The ensuing action offered further evidence – as if
additional proof were necessary – that a 70-year-old body is no facsimile of its
teenaged antecedent. We played two strings. Even with the deflectors I managed
only a 62 in the first string but improved all the way to 71 in the second. The
best score was Jan’s 95. Always uxorious, pride in my mate’s prowess swelled
all the more. Garth and I established an exclusive new secret society, the Club
of One. In the same frame, despite the gutter deflectors, we felled just a
single pin. How is that possible? Three balls, no gutters, one pin. My
submission: if we tried to repeat the
feat it couldn’t be done.
Bowling evidently uses muscles untested by other activities.
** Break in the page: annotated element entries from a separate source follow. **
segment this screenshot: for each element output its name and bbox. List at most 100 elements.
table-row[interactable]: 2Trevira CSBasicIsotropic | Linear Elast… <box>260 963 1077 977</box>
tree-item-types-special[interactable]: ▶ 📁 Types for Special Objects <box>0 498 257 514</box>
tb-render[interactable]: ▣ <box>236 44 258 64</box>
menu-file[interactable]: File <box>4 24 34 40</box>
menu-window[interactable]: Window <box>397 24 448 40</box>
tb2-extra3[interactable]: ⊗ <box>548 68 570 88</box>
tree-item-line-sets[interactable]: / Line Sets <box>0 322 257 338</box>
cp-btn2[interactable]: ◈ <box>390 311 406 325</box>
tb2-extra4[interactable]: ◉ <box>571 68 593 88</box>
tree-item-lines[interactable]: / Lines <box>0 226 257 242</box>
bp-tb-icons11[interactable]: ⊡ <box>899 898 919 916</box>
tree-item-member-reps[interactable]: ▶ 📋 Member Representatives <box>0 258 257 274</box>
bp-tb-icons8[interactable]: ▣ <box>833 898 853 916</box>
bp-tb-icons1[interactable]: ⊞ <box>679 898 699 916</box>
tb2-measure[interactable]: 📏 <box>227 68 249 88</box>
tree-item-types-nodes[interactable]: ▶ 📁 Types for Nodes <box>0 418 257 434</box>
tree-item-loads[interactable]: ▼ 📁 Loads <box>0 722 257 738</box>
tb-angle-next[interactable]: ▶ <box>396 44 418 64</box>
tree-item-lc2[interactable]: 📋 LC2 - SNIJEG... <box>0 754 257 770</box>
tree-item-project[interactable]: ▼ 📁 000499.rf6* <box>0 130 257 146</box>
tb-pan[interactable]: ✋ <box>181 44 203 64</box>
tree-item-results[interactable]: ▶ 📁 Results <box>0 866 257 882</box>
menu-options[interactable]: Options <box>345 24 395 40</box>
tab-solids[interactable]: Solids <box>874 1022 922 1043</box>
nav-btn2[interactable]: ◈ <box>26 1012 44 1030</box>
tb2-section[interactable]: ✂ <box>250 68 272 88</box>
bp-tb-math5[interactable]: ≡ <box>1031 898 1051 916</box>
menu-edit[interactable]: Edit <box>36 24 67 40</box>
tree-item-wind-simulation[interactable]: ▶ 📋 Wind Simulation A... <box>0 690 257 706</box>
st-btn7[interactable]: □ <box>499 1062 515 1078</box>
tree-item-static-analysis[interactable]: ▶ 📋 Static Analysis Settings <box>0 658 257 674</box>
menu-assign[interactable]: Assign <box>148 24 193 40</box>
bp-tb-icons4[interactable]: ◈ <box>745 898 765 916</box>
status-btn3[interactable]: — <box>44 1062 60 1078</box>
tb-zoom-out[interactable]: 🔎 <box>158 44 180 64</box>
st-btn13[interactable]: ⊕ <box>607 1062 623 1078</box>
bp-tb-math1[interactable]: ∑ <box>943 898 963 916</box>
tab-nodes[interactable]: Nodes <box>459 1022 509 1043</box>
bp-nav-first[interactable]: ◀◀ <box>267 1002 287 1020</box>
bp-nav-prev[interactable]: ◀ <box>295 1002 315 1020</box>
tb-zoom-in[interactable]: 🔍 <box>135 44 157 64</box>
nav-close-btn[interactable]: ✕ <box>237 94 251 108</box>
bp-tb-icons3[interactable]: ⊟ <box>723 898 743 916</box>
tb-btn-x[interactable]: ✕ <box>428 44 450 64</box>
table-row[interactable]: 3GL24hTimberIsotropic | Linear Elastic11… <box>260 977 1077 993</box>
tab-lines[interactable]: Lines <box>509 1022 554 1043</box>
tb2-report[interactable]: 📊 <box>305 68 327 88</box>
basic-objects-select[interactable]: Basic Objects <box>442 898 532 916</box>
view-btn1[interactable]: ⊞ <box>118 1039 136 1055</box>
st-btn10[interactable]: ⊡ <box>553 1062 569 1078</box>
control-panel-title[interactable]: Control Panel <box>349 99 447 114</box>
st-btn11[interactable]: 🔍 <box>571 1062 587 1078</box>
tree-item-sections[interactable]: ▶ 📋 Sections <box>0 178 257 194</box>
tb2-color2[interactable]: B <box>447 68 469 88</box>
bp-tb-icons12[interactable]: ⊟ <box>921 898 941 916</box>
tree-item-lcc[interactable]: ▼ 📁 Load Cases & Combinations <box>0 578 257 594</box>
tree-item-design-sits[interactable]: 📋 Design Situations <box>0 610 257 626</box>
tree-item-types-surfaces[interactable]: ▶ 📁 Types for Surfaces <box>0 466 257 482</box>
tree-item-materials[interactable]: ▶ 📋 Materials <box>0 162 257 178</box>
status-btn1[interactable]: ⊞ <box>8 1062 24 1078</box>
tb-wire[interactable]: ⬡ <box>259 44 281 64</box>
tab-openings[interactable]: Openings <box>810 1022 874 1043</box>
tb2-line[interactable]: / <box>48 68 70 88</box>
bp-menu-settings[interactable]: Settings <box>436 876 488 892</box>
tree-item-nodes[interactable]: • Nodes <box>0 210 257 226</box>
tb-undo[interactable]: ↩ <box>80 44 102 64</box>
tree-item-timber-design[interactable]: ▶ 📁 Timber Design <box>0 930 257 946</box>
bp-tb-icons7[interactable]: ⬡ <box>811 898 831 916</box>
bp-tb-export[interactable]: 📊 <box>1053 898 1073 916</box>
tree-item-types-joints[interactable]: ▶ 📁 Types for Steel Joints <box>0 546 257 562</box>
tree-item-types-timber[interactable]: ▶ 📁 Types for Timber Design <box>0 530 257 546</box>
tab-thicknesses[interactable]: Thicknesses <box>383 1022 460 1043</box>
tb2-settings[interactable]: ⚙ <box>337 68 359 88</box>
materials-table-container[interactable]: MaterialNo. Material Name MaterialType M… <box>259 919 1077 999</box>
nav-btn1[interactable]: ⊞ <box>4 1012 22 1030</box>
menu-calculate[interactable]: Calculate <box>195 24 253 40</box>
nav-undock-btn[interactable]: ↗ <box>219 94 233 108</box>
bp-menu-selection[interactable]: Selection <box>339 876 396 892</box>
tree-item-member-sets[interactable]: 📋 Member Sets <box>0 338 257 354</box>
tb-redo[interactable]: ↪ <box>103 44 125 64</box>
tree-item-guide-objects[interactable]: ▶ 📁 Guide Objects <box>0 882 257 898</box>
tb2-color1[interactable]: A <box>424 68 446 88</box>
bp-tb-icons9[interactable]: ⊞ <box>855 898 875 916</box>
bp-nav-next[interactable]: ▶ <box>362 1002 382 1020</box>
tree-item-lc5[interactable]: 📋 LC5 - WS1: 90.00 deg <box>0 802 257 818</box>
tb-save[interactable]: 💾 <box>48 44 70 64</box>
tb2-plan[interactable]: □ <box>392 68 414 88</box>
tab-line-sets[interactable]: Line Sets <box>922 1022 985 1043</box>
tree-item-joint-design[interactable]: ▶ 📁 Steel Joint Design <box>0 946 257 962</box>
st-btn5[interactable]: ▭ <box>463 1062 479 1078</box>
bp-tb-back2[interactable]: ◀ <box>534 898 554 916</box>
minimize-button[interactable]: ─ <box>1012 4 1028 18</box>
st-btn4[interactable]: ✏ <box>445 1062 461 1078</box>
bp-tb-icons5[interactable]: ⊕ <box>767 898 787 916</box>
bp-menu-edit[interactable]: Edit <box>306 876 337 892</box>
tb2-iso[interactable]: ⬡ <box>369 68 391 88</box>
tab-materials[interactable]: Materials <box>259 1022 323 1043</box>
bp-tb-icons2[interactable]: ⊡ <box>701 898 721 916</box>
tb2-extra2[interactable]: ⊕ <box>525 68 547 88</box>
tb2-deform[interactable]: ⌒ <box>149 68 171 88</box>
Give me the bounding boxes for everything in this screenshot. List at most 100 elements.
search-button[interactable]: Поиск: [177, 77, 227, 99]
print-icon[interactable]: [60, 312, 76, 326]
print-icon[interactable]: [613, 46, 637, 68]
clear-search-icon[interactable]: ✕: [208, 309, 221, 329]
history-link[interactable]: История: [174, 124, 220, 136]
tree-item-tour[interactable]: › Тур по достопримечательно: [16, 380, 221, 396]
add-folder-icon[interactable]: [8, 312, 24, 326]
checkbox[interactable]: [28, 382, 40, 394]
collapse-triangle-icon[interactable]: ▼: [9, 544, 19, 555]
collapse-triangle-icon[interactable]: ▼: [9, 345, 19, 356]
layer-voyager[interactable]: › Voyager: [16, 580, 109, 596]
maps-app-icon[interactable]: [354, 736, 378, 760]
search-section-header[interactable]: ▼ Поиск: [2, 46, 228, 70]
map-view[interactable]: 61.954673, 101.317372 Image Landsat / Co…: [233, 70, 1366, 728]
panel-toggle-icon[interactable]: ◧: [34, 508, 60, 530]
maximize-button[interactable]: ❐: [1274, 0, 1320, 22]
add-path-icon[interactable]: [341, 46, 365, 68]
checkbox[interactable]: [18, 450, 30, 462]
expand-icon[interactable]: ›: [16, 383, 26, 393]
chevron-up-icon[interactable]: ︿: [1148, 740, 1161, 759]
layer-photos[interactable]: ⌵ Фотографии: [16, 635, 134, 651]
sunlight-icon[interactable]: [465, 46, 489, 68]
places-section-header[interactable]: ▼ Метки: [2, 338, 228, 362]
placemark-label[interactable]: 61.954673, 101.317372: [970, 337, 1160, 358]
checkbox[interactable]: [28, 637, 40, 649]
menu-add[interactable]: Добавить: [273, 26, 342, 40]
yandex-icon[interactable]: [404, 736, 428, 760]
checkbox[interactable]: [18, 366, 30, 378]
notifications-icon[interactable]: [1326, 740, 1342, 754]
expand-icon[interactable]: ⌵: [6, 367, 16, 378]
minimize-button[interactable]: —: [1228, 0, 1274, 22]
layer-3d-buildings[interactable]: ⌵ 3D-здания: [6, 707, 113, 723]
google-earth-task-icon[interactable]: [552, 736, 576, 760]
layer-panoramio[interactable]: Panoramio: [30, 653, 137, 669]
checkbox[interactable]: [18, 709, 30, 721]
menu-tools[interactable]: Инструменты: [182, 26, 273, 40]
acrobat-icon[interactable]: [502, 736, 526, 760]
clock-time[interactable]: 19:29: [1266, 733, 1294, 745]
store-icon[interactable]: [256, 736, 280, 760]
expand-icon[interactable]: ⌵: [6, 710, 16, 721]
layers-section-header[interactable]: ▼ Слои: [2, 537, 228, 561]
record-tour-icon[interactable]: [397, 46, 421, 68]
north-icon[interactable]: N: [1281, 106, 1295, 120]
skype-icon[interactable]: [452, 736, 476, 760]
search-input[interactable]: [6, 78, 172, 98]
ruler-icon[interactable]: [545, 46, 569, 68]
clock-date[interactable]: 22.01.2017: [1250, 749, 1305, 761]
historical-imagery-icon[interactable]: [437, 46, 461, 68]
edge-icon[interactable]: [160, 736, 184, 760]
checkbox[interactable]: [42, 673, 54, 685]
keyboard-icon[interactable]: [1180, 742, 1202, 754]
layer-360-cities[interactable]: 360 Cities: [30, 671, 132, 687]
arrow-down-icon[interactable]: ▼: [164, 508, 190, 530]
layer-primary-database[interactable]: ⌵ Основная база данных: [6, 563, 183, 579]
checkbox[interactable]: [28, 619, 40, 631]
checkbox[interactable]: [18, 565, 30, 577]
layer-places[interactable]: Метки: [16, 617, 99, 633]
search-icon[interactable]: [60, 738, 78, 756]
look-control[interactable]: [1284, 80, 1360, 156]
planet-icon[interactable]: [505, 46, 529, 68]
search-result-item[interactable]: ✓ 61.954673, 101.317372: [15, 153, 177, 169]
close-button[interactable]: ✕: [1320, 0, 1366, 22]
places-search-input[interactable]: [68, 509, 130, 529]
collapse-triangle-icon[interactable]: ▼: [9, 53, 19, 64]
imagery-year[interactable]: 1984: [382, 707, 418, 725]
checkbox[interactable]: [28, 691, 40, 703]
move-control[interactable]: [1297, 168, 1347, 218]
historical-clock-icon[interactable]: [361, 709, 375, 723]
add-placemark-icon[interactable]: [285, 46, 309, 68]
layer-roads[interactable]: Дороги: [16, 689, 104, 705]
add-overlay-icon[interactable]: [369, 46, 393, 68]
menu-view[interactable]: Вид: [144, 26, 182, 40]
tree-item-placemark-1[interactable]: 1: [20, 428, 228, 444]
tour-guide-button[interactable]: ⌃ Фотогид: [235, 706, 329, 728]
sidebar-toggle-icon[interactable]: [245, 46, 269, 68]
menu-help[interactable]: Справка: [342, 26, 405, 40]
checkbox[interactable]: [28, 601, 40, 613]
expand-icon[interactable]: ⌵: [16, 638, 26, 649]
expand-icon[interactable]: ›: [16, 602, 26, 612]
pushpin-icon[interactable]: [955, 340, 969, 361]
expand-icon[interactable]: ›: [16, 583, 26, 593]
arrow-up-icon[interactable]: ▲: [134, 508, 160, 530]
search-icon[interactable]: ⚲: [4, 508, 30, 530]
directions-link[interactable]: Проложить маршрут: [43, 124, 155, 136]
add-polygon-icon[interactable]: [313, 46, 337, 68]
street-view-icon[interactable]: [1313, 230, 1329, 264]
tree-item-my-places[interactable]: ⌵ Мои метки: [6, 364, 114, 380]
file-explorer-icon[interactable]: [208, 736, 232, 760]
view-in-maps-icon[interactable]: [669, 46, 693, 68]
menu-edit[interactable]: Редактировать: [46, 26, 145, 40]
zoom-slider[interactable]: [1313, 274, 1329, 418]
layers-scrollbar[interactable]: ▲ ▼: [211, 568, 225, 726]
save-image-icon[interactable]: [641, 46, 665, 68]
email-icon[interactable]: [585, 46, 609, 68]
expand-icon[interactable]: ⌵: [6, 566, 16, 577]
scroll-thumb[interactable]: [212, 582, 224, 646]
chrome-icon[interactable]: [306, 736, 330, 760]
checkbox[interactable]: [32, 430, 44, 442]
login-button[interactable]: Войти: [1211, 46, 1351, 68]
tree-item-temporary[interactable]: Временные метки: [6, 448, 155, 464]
The following day and for two more thereafter I couldn’t walk painlessly. Thigh
muscles grumbled loudly especially on downward steps. Who knew that two strings
of bowling could be as taxing as an assault on Everest.
We celebrated Canada Day at Pugwash, where salt is still
mined and the street signs are bilingual – English and Gaelic – a place Cyrus
Eaton made world-famous in the 1950s and 60s. We patronized the community
market then joined the madding crowd of patriots sporting maple leaf tattoos
and waving paper flags.
Cyrus Eaton was a native Pugwashian – is that a valid word?
– who made his fortune as an industrialist in Cleveland, Ohio, a place now best
known as the playground of the incomparable LeBron James. Cyrus earned the
undying enmity of the American right wing by dedicating himself to disarmament
and reducing the threat of nuclear obliteration. He organized regular
conferences of scientists and thinkers from both sides of the Iron Curtain,
seeking to replace trust and cooperation for suspicion and animosity. He was
reviled as a commie dupe for his efforts. We went to Eaton’s Thinkers’ Lodge, studied
the interpretive panels, quietly paid homage to the great peace-seeker.
Chez Christie is a magnet for crowds of friends and
relatives. Our pals have three children each having three of their own: nine grandchildren if you’ve been paying
attention. The steady flow of young ‘uns persuades even a lazy observer that G
& C must be pretty good grandparents.
Friends drop by too. I was particularly enchanted by two,
brothers. One is a big fan of Donald Trump, the other quite the opposite. Gentle
reader, you will be able to deduce which I preferred.
Jan has a hard-and-fast rule: like fish, visits have a natural
three-day limit. Our hosts tried mightily to persuade us that no such rule
applies in our case but we departed anyway, consoling ourselves that the next
time we moot an appearance at Amherst Shore the welcome mat might still be out.